Saturday 18 August 2012

SWIG and binary strings

Introduction

This post explains a few methods for passing binary strings to a C function and getting a binary string back to Python (via arguments or a struct).

The test function we are wrapping reverses strings. This can be done using two arrays (with a ptr pointing to the end of the output string):
for (i=0; i<size_in; i++)
{
    *(ptr-i) = *(s_in+i);
}
Or, we can reverse the string in place, using a temporary variable. In this case, ptr points to the end of the input string, and we swap *(ptr-i) and *(s_in+i) using a temporary variable. Because of this, we only iterate over half the input array:
for (i=0; i<size_in/2; i++)
{
    temp = *(ptr-i);

    *(ptr-i) = *(s_in+i);
    *(s_in+i) = temp;
}
Complete code: rev.c and rev.h - setup.py compiles the string based Python wrapper (using the rev.i SWIG interface file), whereas setup_num.py compiles a Numpy based wrapper (both the in/out and inplace version, uses revnum.i). The test.py file helps testing the wrappers.

Passing built-in strings

Passing binary strings from Python to C

SWIG has a helper function for that:
%apply (char *STRING, size_t LENGTH) {
    ( unsigned char *s_in, size_t size_in) }
Notice the char *STRING, size_t LENGTH vs unsigned char *s_in, size_t size_in. There is no unsigned char *STRING.

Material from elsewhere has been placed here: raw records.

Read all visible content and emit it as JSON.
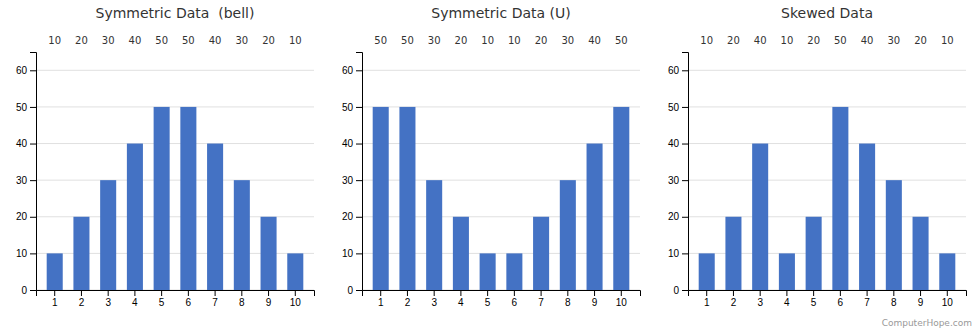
{
  "chart_data": [
    {
      "type": "bar",
      "title": "Symmetric Data  (bell)",
      "categories": [
        "1",
        "2",
        "3",
        "4",
        "5",
        "6",
        "7",
        "8",
        "9",
        "10"
      ],
      "values": [
        10,
        20,
        30,
        40,
        50,
        50,
        40,
        30,
        20,
        10
      ],
      "color": "#4472C4",
      "ylim": [
        0,
        65
      ],
      "yticks": [
        0,
        10,
        20,
        30,
        40,
        50,
        60
      ],
      "grid": true,
      "data_labels": true
    },
    {
      "type": "bar",
      "title": "Symmetric Data (U)",
      "categories": [
        "1",
        "2",
        "3",
        "4",
        "5",
        "6",
        "7",
        "8",
        "9",
        "10"
      ],
      "values": [
        50,
        50,
        30,
        20,
        10,
        10,
        20,
        30,
        40,
        50
      ],
      "color": "#4472C4",
      "ylim": [
        0,
        65
      ],
      "yticks": [
        0,
        10,
        20,
        30,
        40,
        50,
        60
      ],
      "grid": true,
      "data_labels": true
    },
    {
      "type": "bar",
      "title": "Skewed Data",
      "categories": [
        "1",
        "2",
        "3",
        "4",
        "5",
        "6",
        "7",
        "8",
        "9",
        "10"
      ],
      "values": [
        10,
        20,
        40,
        10,
        20,
        50,
        40,
        30,
        20,
        10
      ],
      "color": "#4472C4",
      "ylim": [
        0,
        65
      ],
      "yticks": [
        0,
        10,
        20,
        30,
        40,
        50,
        60
      ],
      "grid": true,
      "data_labels": true,
      "annotations": [
        "ComputerHope.com"
      ]
    }
  ]
}
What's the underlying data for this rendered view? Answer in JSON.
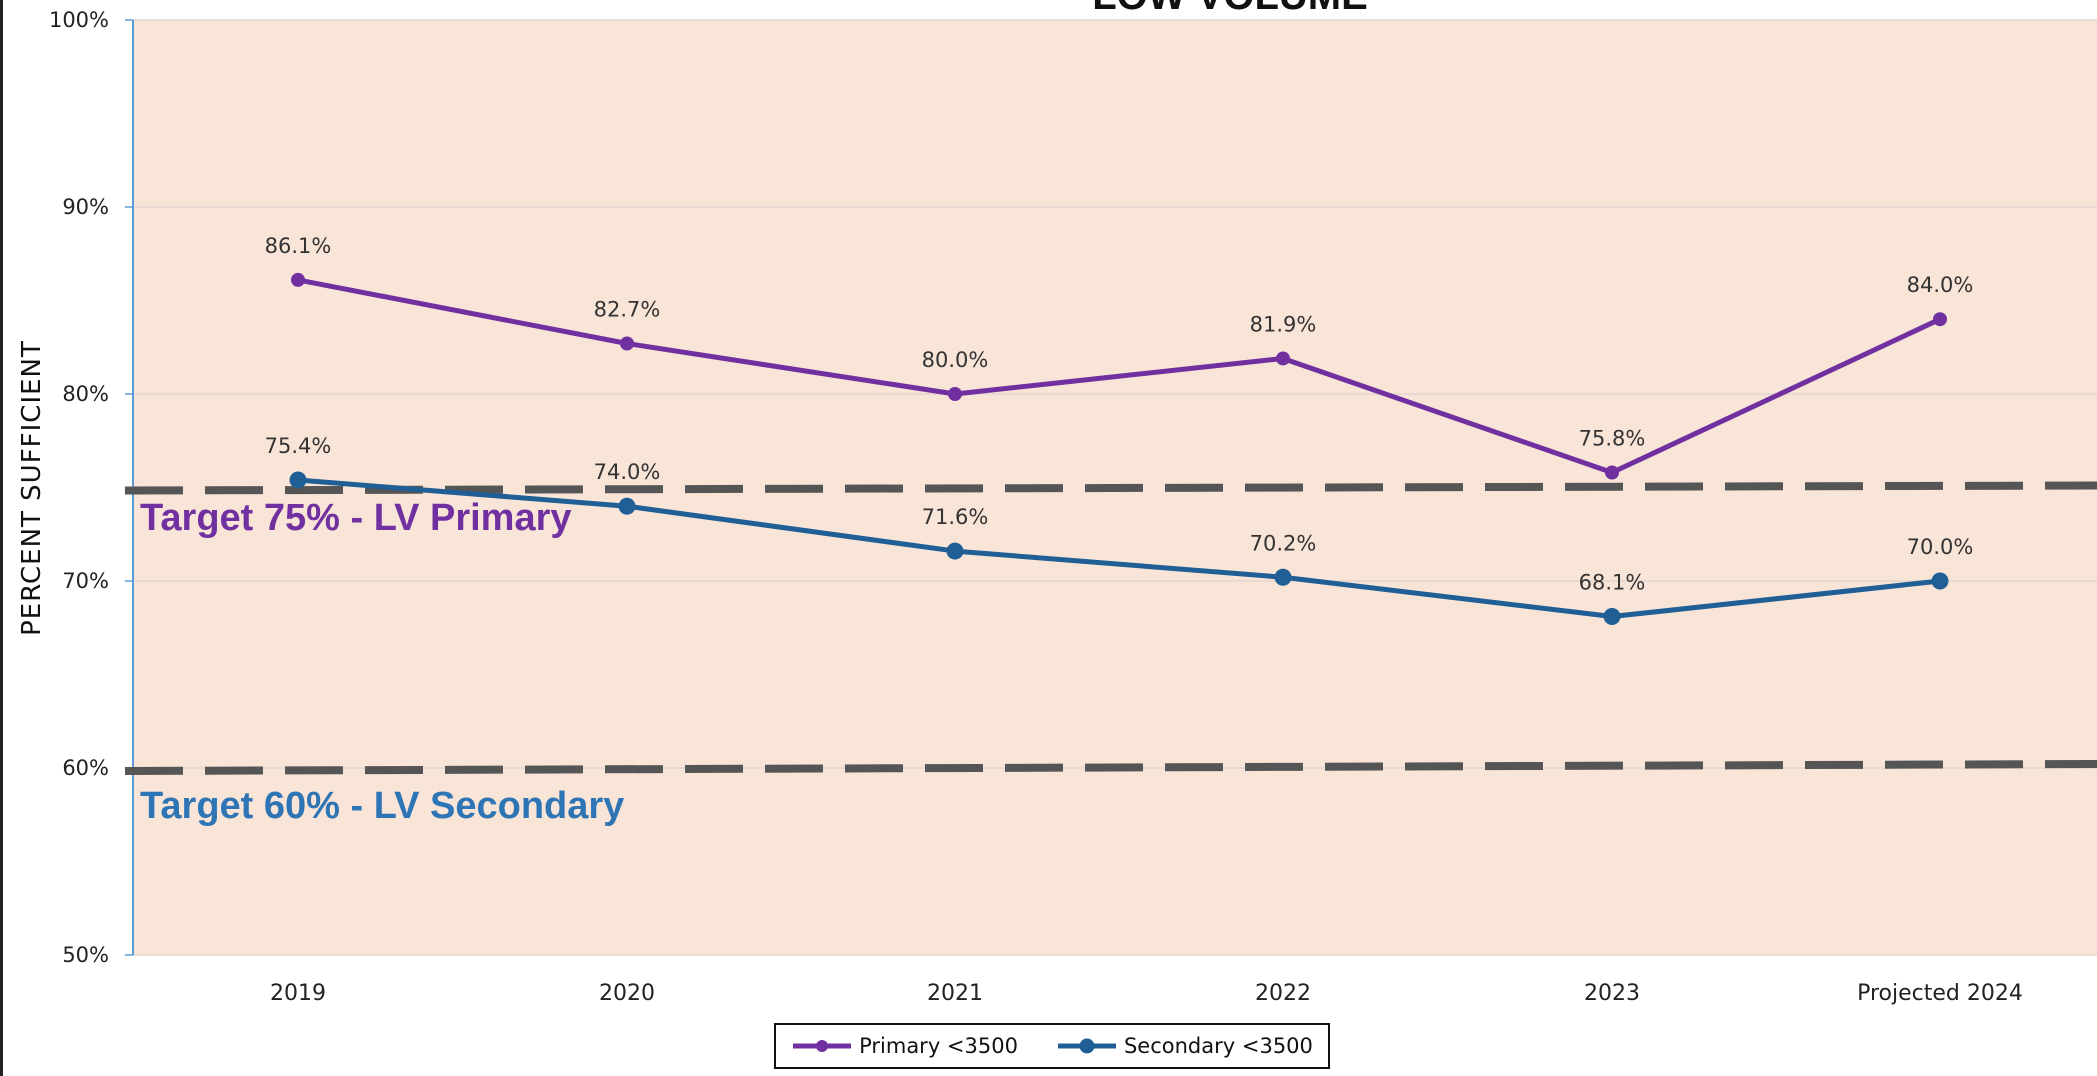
{
  "chart_data": {
    "type": "line",
    "title": "LOW VOLUME",
    "ylabel": "PERCENT SUFFICIENT",
    "xlabel": "",
    "categories": [
      "2019",
      "2020",
      "2021",
      "2022",
      "2023",
      "Projected 2024"
    ],
    "ylim": [
      50,
      100
    ],
    "yticks": [
      "50%",
      "60%",
      "70%",
      "80%",
      "90%",
      "100%"
    ],
    "ytick_values": [
      50,
      60,
      70,
      80,
      90,
      100
    ],
    "grid": true,
    "legend_position": "bottom-center",
    "series": [
      {
        "name": "Primary <3500",
        "values": [
          86.1,
          82.7,
          80.0,
          81.9,
          75.8,
          84.0
        ],
        "labels": [
          "86.1%",
          "82.7%",
          "80.0%",
          "81.9%",
          "75.8%",
          "84.0%"
        ],
        "color": "#7030A0"
      },
      {
        "name": "Secondary <3500",
        "values": [
          75.4,
          74.0,
          71.6,
          70.2,
          68.1,
          70.0
        ],
        "labels": [
          "75.4%",
          "74.0%",
          "71.6%",
          "70.2%",
          "68.1%",
          "70.0%"
        ],
        "color": "#1F5F95"
      }
    ],
    "target_lines": [
      {
        "value": 75,
        "label": "Target 75% - LV Primary",
        "label_color": "#7030A0"
      },
      {
        "value": 60,
        "label": "Target 60% - LV Secondary",
        "label_color": "#2E75B6"
      }
    ],
    "colors": {
      "plot_background": "#F9E4D8",
      "gridline": "#E3D6D0",
      "axis": "#5B9BD5",
      "target_line": "#555555"
    }
  }
}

Passing strings from C to Python via a structure

A structure is created, which holds both a char *buffer and a size_t size.
See this link for a detailed example. Briefly, the method relies on a structure typedef as in:
typedef struct binary_data {
    int size;
    unsigned char* data;
} binary_data;
and in the interface file:
%typemap(out) binary_data {
    $result = PyString_FromStringAndSize($1.data,$1.size);
}

Passing strings from C to Python via arguments

This method relies on the cstring.i helper.
%cstring_output_allocate_size(unsigned char **s_out, size_t *size_out, free(*$1)); 
None of these are Python specific and should work when exchanging strings with other languages.

Using Numpy.i

This one on the other hand is Python specific. Wrapper code generated by numpy.i only copies array when needed. Data exchange between C and Numpy arrays should therefore be at least as fast or faster than using Python strings. We'll check that later. I've explained elsewhere (here and here) how the numpy.i interface works, so let's get right to the point. I'll use:
  • Input:
    unsigned char* IN_ARRAY1, int DIM1
  • Output:
    unsigned char** ARGOUTVIEWM_ARRAY1, int* DIM1
  • Inplace:
    unsigned char* INPLACE_ARRAY1, size_t DIM1
This is the SWIG interface for passing data in/out as arguments:
%apply (unsigned char* IN_ARRAY1, int DIM1) {(unsigned char *s_in, size_t size_in)}

%apply (unsigned char** ARGOUTVIEWM_ARRAY1, int* DIM1) {(unsigned char **s_out, size_t *size_out)}

void reverse(unsigned char *s_in, size_t size_in, unsigned char **s_out, size_t *size_out);

And this one (using inline code) is for reversing arrays in place.
%apply (unsigned char* INPLACE_ARRAY1, size_t DIM1) {(unsigned char *s_in, size_t size_in)}

%inline %{

void inplace(unsigned char *s_in, size_t size_in)
{
    size_t i;
    unsigned char temp, *ptr = NULL;
    ptr = s_in + (size_in - 1);

    #pragma omp parallel for \
        default(shared) private(i,temp)

    for (i=0 ; i<size_in/2; i++)
    {
        temp = *(ptr-i);
        *(ptr-i) = *(s_in+i);
        *(s_in+i) = temp;
    }
}

%}

Code uses OpenMP (hence the pragma statement) but this of course isn't strictly necessary.

Putting it all together

Again, all the code is located over on my ezwidget repository: A small Python script (test.py) reverses a 5MB string 1001 times (so that the in place version actually reverses the string).

Result follows:
string version: 1001 times took 5.02 seconds
olleHolleH
numpy version: 1001 times took 2.72 seconds
olleHolleH
inplace version: 1001 times took 1.40 seconds
olleHolleH
As expected, the Numpy version is faster than passing strings to C functions. This may not be the case for non-contiguous arrays or when type changing or conversion to and from strings is involved.

The in-place version really flies as it bypasses creating temporary arrays and uses the memory allocated for the input array instead. Again, when using non-contiguous arrays, this may not be the case.

Strings can be converted to Numpy arrays and back using:
  • arr = numpy.fromstring(s,numpy.uint8)
  • s = arr.tostring()

That's it for today! Improvements and comments very welcome.